In meiner langen Zeit als Moderator des ZDF-Frühstücksfernsehens konnten unsere täglichen 3 Millionen Zuschauer über all die Jahre meinen Körperumfang wachsen sehen.
Stattliche 125 Kilo brachte ich zu Höchstzeiten auf die Waage; damit war ich nur 15 Kilo vom alten Kanzleramt entfernt. Der Hammer kam eines Tages völlig unerwartet: Bei einer Pressekonferenz blieb ich länger, der Ü-Wagen war weg. Ich rannte gefühlte 1200 Meter zum Bus. Der Busfahrer fragte mich, ob alles okay sei. Unter größter Anstrengung schaffte ich es, einigermaßen Haltung zu bewahren und in den hinteren Teil des Busses zu gelangen. Mann, war ich fertig!
Irgendwann, nach einigen Jojo-Anläufen mit den obskursten Diäten, entdeckte ich den Weg des Turnschuhs, also die Fitness. Ein Freund, der frühere Bodybuilding Weltmeister Ralf Moeller überzeugte mich, ein positiveres Körpergefühl zu entwickeln.
Fitness beginnt im Kopf: Die Evolution hat uns zu dem gemacht, was wir heute sind: zu hoch gezüchteten Porsches, die aber nur auf dem Parkplatz hin und her geschoben werden. Dazu wird dieser Porsche betankt mit, ja was wohl, auf jeden Fall nicht mit Superplus, sondern eher mit minderwertigen, ziemlich fettigen Substanzen. Das kann natürlich nicht gut gehen.
Was ist dagegen zu tun? Meistens reicht schon regelmäßige Bewegung. In der Theorie ist das ganz einfach, aber in der Praxis?

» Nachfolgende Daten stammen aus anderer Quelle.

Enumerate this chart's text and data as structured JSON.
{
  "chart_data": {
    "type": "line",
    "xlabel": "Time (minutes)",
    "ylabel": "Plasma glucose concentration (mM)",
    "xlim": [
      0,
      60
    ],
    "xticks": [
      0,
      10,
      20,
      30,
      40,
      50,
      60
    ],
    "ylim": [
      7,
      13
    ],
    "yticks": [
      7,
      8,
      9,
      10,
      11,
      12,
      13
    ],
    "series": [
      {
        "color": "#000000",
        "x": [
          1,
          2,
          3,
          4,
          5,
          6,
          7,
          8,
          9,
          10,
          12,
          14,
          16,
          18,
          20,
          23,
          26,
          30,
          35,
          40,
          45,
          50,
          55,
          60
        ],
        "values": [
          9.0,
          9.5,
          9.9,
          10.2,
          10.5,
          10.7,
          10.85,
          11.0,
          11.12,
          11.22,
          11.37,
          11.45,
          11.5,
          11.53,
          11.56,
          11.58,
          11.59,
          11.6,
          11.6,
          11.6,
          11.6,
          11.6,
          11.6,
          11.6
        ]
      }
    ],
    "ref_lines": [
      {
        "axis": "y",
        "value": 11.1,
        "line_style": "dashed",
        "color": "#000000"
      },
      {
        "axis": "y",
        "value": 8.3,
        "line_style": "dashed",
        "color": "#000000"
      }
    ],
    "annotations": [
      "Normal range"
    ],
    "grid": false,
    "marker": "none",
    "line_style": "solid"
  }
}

Es geht darum, eine dauerhafte Gewohnheit einzurichten. Und das gelingt leichter, wenn das, was man tut, Spaß macht. Der größte Fehler, den man machen kann, ist aufzuhören. Also machen Sie einen Deal mit sich selbst. Etwa: Ein bisschen Fitness hilft mir, mit meinem ganz persönlichen Stress am Arbeitsplatz besser umzugehen. Oder: Morgens mache ich ein paar Minuten Fitness statt den gewohnten Eimer Kaffee zu trinken. Jeden Tag 15 Minuten – und ich bin fit für den Tag.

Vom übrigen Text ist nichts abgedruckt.